U.S. National Cancer Institute researchers set out to see if vitamin D might protect against prostate cancer, the second most frequently diagnosed cancer in men worldwide. They tracked vitamin D concentrations in the blood of 749 men diagnosed with prostate cancer and 781 men who did not have the disease.
They found no association between higher levels of the vitamin and a reduced prostate cancer risk. The findings hinted at a possible increased risk for aggressive prostate cancer in men with higher blood concentration of vitamin D, but this link was not statistically significant, the researchers said.

This one study did not reveal any benefit from Vitamin D. There have been others that do show a benefit. This is why it is important to continue to do studies and use scientific method to assess things.

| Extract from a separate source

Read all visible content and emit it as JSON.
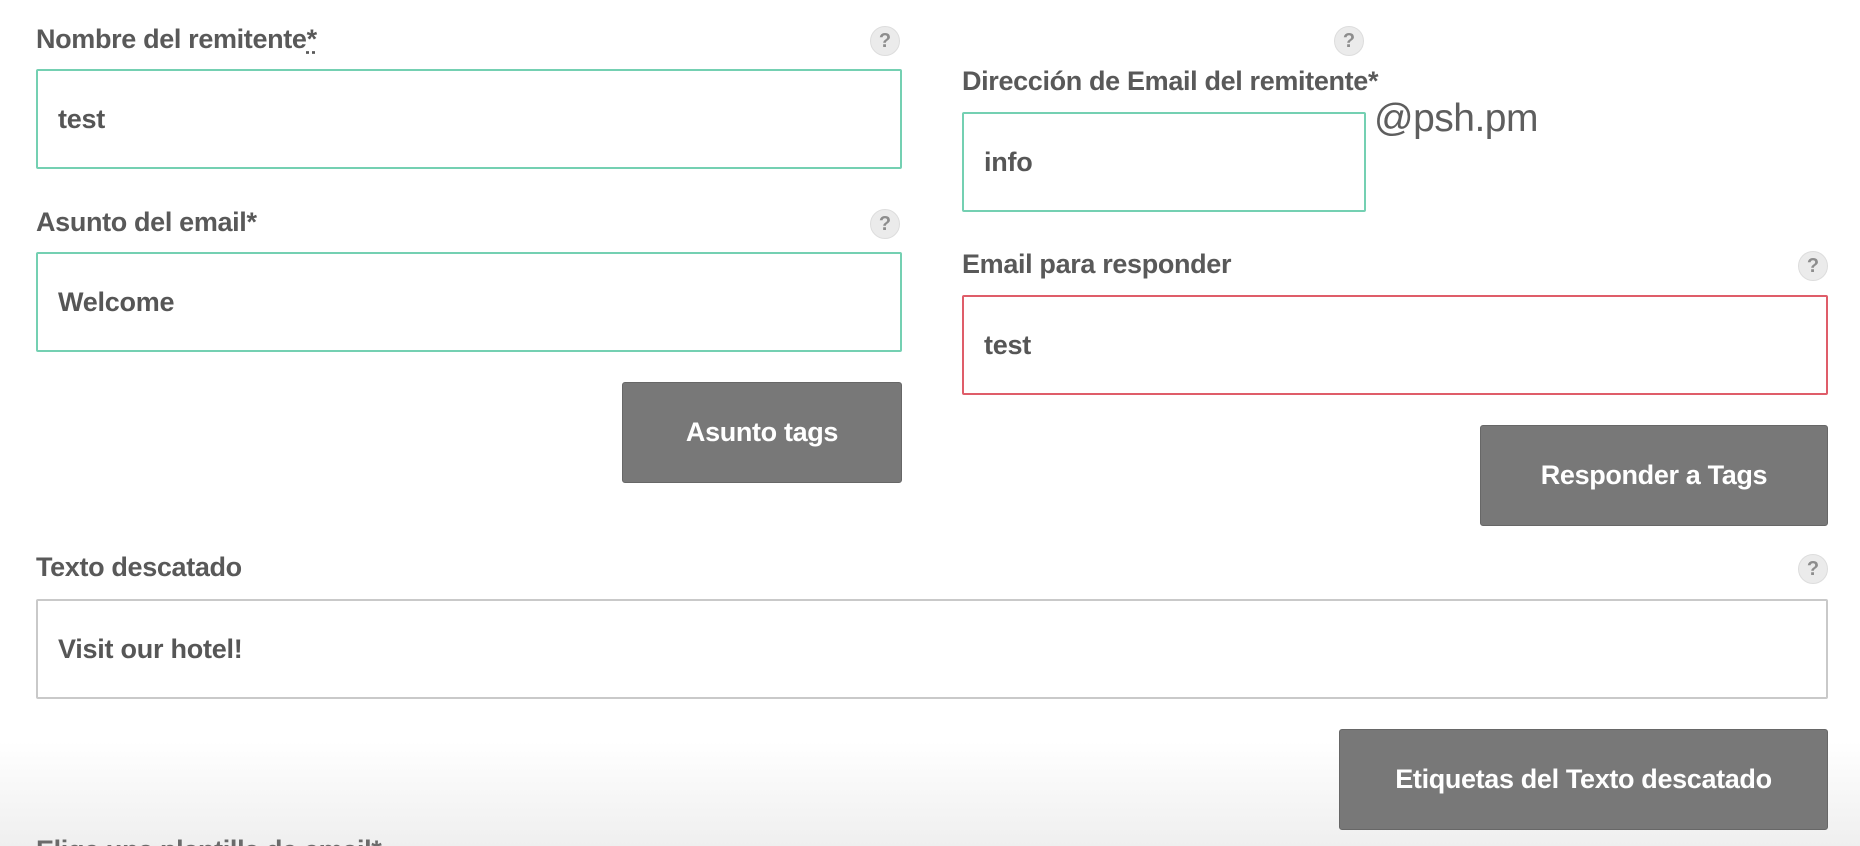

I ask patients to take a multivitamin a day, but not extra Vitamin D.

Surgical experience affects prostate cancer control ‘regardless of risk’

From MedWire News – Oncology –

Prostate cancer control after radical prostatectomy improves with increasing surgeon experience, regardless of patients’ risk, say US scientists who suggest that the primary reason for recurrence in low-risk patients is inadequate surgical technique.
The team, led by Eric Klein from the Cleveland Clinic in Ohio, previously discovered that open radical prostatectomy has a learning curve, and other studies have indicated that patients treated by higher-volume surgeons have shorter hospital stays, fewer peri-operative complications, and better urinary continence than those treated by lower-volume surgeons.

This study was done for open radical prostatectomy patients.
My guess is that we will have similar results for robotic surgeons, but I think novice robotic surgeons that have vast experience with laparoscopic or open prostate cancer surgery will have better results than those who do not.